2011-06-16

Parsing Apache Access Logs with Mixed Formats

I changed the LogFormat for my Apache server recently from the default common log format (CLF) to the "vhost_common" format and couldn't find an easy solution to handle access logs using multiple formats. The easiest Perl module I found to use is "Parse::AccessLogEntry" (from CPAN.org), but it only works with the common log format. However, with a simple hack I can now parse logs with either or both formats. The trick is that the "vhost_common" format has only one token extra compared to the CLF and that token is the first one on the log line. It is easily detected so it can be removed if present, and the rest of the line can then be handled normally since it will then be in CLF.

Following is a fragment of code from the log line parsing loop showing the hack:

# the incoming line may be in CLF or vhost_common format
# split the line on space to tokenize it
my @d = split(' ', $line);
next if !defined $d[0];
my $vhost = $d[0];
# the vhost token is in format "servername:port"
# and the next token (the first in the CLF format) is
# the remote host address in format "xxx.xxx.xxx" so
# the presence of the ':' tells us the type
# of format we have
my $idx = index $vhost, ':';
if ($idx >= 0) {
  # we have detected the vhost info
  # I remove the port info, you may want it
  $vhost = substr $vhost, 0, $idx;
  # remove the vhost token from the list
  shift @d;
  # reconstitute the log line into the CLF
  $line = join(' ', @d);
}
else {
  # we din't find vhost so set it to zero
  $vhost = 0;
}
# parse the CLF
my $href = $p->parse($line);
if ($vhost) {
  # add the vhost to the hash
  $href->{vhost} = $vhost;
}

I'm sure the code can be improved, but it does work as is.

2011-06-08

SSL Certificates, Virtual Web Sites, Perl for Apache AuthDigest

Note that I have changed two of my favorite links: (1) Debian is now my Linux distribution of choice and (2) I had to fall back to the more powerful Apache HTTPD server because of features I could not find elsewhere.
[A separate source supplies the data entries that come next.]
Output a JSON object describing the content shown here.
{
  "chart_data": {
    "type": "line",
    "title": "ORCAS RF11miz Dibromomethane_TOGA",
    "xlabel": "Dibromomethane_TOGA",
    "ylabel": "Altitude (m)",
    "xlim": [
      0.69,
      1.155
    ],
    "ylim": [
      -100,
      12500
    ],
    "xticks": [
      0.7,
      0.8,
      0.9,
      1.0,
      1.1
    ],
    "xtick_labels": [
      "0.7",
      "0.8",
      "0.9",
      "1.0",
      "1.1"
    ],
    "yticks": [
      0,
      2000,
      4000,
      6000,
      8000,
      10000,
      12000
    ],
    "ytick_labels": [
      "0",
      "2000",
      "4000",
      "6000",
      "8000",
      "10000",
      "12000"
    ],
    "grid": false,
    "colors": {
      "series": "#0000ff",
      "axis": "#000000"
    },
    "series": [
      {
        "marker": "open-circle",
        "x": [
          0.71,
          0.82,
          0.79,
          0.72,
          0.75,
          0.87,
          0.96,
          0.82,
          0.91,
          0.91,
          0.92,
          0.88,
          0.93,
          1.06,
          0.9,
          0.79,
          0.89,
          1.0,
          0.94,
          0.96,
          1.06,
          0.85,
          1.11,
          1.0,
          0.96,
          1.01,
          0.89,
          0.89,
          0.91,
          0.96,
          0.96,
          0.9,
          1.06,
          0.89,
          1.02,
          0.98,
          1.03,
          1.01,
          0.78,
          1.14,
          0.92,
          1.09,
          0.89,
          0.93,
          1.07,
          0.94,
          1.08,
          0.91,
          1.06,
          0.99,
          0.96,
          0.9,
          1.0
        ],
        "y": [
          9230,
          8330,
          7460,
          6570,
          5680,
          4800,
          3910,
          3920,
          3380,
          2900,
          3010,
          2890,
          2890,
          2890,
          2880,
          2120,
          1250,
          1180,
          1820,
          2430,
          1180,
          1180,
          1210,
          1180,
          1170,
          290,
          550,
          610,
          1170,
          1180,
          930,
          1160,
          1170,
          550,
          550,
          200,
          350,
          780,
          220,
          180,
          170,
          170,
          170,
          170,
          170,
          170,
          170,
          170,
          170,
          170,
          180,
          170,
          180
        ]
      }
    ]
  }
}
I have just finished two Perl scripts to aid in Apache htdigest handling for large numbers of users (a database solution will be better but I don't have the time for that at the moment). The first uses the program *nix program pwgen() to yield reasonably secure clear text passwords for an input list of user names. The second takes an input list of pairs of user names with clear text passwords and produces an Apache htdigest file. I will post them if I get any interested responses.

I have been working part time on multiple virtual hosts on my single cloud httpd server and have learned much--with lots to go. The main sites are two for my college and high school graduating classes and one for my company (and I would be very interested in critiques of them):

In the process of building the web sites I found a source for a reasonably priced SSL certificate for multiple virtual hosts on a single server: StartSSL whom I highly recommend.